耐火物とは Vol. 10~脆性と延性
本稿では「脆性(ぜいせい)と延性(えんせい)」と題し、耐火物(構造体)に作用した応力による破壊についてわかりやすい視点で説明します。
脆性と延性、この両者も対義語の関係にあります。延性は靭性(じんせい)という場合もあります。脆性と延性は前回Vol.9で話題にした弾性と塑性にリンクします。これらは構造体にある外力が作用し、それに応じて構造体内部に発生する応力が構造体を破壊させるときの様式です。
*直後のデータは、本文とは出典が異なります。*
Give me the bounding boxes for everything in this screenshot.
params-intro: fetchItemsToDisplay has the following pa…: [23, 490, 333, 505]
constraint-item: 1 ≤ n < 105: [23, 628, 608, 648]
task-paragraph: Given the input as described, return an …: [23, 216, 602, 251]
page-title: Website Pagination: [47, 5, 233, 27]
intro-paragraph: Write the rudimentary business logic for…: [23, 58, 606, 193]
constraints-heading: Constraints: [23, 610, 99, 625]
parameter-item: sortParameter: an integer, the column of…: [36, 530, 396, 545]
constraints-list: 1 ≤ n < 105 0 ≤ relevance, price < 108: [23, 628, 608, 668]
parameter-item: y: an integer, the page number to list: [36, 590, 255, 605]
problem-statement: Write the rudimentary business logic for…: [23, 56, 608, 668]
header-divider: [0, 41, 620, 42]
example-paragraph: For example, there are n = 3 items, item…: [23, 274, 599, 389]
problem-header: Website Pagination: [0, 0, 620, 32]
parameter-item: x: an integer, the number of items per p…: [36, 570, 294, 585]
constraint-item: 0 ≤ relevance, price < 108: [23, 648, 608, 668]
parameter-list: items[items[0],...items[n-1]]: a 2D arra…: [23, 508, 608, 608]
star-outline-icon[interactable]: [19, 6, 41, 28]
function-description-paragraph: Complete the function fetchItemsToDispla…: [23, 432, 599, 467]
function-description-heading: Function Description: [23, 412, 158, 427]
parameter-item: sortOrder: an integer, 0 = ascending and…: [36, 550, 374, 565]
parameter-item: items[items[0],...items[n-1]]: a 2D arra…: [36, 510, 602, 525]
言葉通りに端的にいうと、脆性は“もろい”性質のことをいい、ひたすら応力に耐えながら破壊する瞬間にバキッと折れます。応力に耐えている間、構造体の変位(サイズや距離)はほとんどありません。脆性の性質をもつ構造体は一般的に変位せずに高い応力で破壊が起こります。耐火物やセラミックスはたいてい脆性の構造体なので、大きな外力に耐えられる性能があります。図1に脆性材料の荷重と変位の関係とそれを計測する一般的な3点曲げ試験の試験構成を示します。前述したように横軸の変位量が大きくならずに、荷重が急上昇することがわかります。ある荷重まで到達すると構造体は応力に負けて破壊される点が破断を示しています。前回の話題とリンクすると、破断するまでの間は弾性域(荷重を除いても破壊されない)にあると言えます。逆にいうと弾性域での破壊が脆性破壊といえます。なぜ、耐火物やセラミックスは脆性破壊が生じるのでしょうか。これは耐火物やセラミックスの組織形態が関係します。耐火物やセラミックスは原料となる粉粒体あるいはバインダー等を混錬し、加圧して成形され、焼成されます。焼成体の組織中には粉末同士の焼結や、バインダーの融着による結合が生まれます。焼結や結合による組織が成り立つ構造体に荷重を与えると、結合が切れるタイミングがきっかけとなって構造体全体の破壊に直結します。

図1
一方で、延性は言葉通りに“のびる”性質があります。のびるといっても応力を受け流しながら破壊するまでジワジワと持ちこたえます。まるで、相撲の強い横綱の取り口のような様をいいます。実際に、延性の性質をもつ構造体は一般的に大きな変位が起こります。脆性材料よりも応力は高くならずに破壊が起こります。まさに横綱相撲です。言葉ではわかりにくいため、図2をもちいて説明します。この図、前回の話題に出た塑性変形で観測される現象とほとんど同じです。つまり、延性が発現すると弾性域から塑性域に遷移することが確実です。遷移点である降伏点において、荷重がほとんど増加しない受け流しが始まります。このときの3点曲げ試験の状況は、クロスヘッド(押し治具)でいくら押しても材料が曲がるだけで破壊されません。曲がりの限界に到達したタイミングで破壊されます。弾性域での破壊が脆性破壊である反面、塑性域まで達したときに延性破壊が起こるといえます。延性材料は金属、プラスチックなどにみられます。このような材料は組成が単一であることと、耐火物等との決定的な違いは複合体ではないことです。金属の組織形態は金属結合が無限に並んだ状態で、それに荷重をかけて金属結合が切れたとしても、別の結合が生まれる転位が起こります。高分子が絡んだプラスチックの組織構造も分子間結合が解けても、結合組み換えが起こって構造全体で強度を維持できます。図には便宜上破壊する点を記載していますが、起こらない場合もあります。

図2
脆性と延性が耐火物においてどのような影響を及ぼすのでしょうか。高温で操業する耐火物にとって温度上昇による形状の変形は大きなポイントです。脆性材料である耐火物は温度の昇降によって割れやき裂が発生(スポーリング性)しやすくなります。伸び縮みしづらい組織形態をもつ耐火物は、温度上昇と下降による組織変化に追従することが不得意です。高温から急に温度を冷ますと耐火物の構造にき裂や割れが発生しやすくなり、耐スポーリング性の弱さが露呈します。逆に、金属材料は加熱した状態から急冷してもき裂が生じたり、割れたりすることはほとんどありません。加熱で伸びた状態から冷却されて縮む過程で組織形態が崩壊することがないからです。
以上のことから、脆性と延性は耐火物の耐スポーリング性、ファインセラミックスの破壊靭性と密接に関係していることがおわかりいただけます。